1.
El ascensor de mi edificio, cada vez que se vacía, conserva dentro el olor de su último ocupante. Cuando entro en esa especie de armario de olores, juego a reconocer al asesino de las viejecitas. Cada olor tiene una forma geométrica, cada olor al materializarse en un cuerpo que ya no está, me habla. Me hablan todos, y os aseguro que he oído magníficas historias sobre aseos que no funcionan y costumbres higiénicas olvidadas, como el uso del bidé. También he olido, perdón, oído, romances de alto standing, oficinistas, hombres de sport y caballistas de lujo. Una noche, saliendo del ascensor en el vestíbulo descubrí a la vecina del séptimo izquierda arrugando la nariz tras cruzarme con ella. Desde entonces cambié de colonia y ya sólo uso las escaleras.
2.
Todo mundo debería ver alguna vez en su vida una autopsia. Deberían conocerse interiormente. Conocerte interiormente no implica memorizar todas las enseñanzas de la vigésimo tercera reencarnación de Siddharta Gautama, a.k.a. Buda. No implica hacerte con la colección completa del bueno de Paulo Coelho. Conocerte a ti mismo significa que alguna vez metas el dedo índice dentro del canal que dibujan todas las vértebras juntas para que se deslice, anguilosa, la médula espinal. Que veas un riñón emerger de entre la grasa retroperitoneal. Que entiendas la contracción en sístole del corazón sometido al rigor mortis. Que palpes las placas ateromatosas dentro de una arteria coronaria. Que huelas un intestino cerrado. Que escuches trepanar y ceder el hueso. Una experiencia multisensorial al alcance de pocos afortunados.
3.
Vimos la muerte. La tocamos con los dedos. Fue una noche de abril. Acababa la Semana Santa. Nos montamos, borrachos como cubas, en un Seat Ibiza. Nos fuimos de la ciudad. La música sonaba. Las señales del cielo sólo eran señales de tráfico. Éramos intocables. Había luna llena. Las encinas se iluminaban al paso de la comitiva. Una cuerda colgaba de los bajos. Intentamos arrancar de cuajo el letrero que delimitaba un pueblo. Nadie nos vio, nadie pudo vernos. Luego, vencidos, nos fuimos de vuelta.
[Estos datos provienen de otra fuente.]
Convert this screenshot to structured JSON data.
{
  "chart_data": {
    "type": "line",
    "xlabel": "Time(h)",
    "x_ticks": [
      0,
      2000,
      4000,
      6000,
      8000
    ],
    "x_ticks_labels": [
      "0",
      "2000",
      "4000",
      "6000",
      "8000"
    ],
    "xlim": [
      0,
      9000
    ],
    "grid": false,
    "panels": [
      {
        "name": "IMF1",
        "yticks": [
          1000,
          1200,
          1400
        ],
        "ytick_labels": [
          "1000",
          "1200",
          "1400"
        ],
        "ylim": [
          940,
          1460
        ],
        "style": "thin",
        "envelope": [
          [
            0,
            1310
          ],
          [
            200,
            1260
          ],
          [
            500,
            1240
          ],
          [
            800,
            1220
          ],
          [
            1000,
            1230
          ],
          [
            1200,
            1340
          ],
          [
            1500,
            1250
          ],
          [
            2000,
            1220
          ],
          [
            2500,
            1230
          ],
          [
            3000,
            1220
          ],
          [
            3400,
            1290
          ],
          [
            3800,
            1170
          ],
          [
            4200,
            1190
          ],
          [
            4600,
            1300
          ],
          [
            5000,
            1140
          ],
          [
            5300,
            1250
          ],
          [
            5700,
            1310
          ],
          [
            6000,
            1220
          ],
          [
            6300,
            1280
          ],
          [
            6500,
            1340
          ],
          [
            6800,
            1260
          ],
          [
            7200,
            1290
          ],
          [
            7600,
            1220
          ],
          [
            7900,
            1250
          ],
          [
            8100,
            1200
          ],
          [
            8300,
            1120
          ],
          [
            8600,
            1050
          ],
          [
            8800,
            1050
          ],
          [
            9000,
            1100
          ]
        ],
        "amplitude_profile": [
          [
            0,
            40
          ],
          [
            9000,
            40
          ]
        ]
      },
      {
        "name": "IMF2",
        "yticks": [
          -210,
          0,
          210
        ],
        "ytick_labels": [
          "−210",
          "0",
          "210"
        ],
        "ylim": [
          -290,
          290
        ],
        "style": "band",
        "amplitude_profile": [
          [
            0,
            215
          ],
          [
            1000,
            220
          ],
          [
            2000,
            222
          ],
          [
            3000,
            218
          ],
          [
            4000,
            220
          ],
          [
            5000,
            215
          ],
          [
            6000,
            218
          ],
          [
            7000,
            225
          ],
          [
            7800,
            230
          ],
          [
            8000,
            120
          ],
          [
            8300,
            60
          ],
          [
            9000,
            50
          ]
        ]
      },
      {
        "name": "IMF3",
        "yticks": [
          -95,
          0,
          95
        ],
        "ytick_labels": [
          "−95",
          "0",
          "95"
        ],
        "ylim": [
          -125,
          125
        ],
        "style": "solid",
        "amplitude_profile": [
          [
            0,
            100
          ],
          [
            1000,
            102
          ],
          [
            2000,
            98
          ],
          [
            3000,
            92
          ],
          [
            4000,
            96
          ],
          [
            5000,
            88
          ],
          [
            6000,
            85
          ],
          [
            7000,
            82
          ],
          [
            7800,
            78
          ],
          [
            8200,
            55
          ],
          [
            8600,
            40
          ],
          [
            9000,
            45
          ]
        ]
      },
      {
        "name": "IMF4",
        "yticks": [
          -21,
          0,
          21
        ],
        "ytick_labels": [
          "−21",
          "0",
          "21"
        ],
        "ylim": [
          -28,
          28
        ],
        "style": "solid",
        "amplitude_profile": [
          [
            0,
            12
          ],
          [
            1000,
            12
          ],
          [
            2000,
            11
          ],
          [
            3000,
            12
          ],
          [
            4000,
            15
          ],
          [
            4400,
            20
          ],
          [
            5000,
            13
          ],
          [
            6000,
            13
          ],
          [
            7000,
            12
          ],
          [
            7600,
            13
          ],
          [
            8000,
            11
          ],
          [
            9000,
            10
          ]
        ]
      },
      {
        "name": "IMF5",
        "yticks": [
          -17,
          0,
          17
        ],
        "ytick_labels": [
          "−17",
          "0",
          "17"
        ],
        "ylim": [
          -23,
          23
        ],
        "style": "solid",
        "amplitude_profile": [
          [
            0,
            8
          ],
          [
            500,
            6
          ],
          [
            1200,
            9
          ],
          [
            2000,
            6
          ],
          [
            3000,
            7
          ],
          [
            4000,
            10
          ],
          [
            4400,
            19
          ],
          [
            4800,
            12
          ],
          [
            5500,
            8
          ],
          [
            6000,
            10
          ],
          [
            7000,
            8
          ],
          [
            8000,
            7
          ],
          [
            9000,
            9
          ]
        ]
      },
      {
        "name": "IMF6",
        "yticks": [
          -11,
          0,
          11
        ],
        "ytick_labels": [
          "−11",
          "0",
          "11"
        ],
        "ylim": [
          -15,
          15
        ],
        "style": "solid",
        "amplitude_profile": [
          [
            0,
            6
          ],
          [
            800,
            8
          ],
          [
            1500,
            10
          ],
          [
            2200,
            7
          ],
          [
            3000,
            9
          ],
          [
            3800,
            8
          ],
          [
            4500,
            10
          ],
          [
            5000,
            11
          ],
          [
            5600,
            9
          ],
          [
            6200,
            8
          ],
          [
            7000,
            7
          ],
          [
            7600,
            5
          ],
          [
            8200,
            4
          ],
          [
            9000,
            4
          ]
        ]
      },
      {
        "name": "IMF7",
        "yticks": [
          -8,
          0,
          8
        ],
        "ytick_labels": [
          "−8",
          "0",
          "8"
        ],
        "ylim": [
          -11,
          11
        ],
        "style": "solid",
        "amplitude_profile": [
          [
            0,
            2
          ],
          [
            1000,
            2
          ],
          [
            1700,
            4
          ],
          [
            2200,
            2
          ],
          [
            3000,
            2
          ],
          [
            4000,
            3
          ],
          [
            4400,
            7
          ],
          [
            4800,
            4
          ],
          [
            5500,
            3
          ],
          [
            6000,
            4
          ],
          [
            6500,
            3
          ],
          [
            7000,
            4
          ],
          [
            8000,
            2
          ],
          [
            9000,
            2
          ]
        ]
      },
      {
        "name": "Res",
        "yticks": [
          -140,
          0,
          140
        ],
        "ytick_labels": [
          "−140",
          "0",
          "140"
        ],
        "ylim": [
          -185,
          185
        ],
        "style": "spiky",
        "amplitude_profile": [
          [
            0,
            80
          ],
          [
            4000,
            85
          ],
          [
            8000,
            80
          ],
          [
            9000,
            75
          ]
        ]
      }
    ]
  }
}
Era muy tarde, tan tarde que casi era pronto. Según descendía el alcohol de nuestras venas y se llenaban nuestras vejigas fuimos viendo cómo se deslavazaba la niebla y la luna brillaba. Sonaba el Réquiem de Mozart a todo volumen en el equipo de música. Íbamos callados. Éramos conscientes, ahora sí, de que una cuerda colgaba de los bajos del coche y se deslizaba por la carretera, siseando como una serpiente. Allí se había agarrado la muerte. Llegamos a la ciudad, cortamos la cuerda en un semáforo. Nos fuimos a nuestras casas después de atravesar aquel túnel, y nunca más volvimos a verla tan cerca.
4.
He entrado en el ascensor. Hay tres tipos. Hay un tipo que está arrugando la nariz intentando olernos a todos. Dicho esto, los otros dos huelen raro. A alcohol. Pero uno es alcohol del barato. Puede ser Ron Negrita. El otro es alcohol industrial. Formol, huele a formol. A los tres les va a dar igual todo, porque no saben que vamos al último piso. Qué curioso, no saben que dentro de poco los tres estarán en formol.
1 comentario:
me pareces muy bueno.
lo digo desde la comodidad del anonimato, y porque no me atrevo a pararte por la calle.
he caído aquí por casualidad y me queda poco para leer por completo todo el blog. tienes ese "algo" que consigue hipnotizar a quien te lee.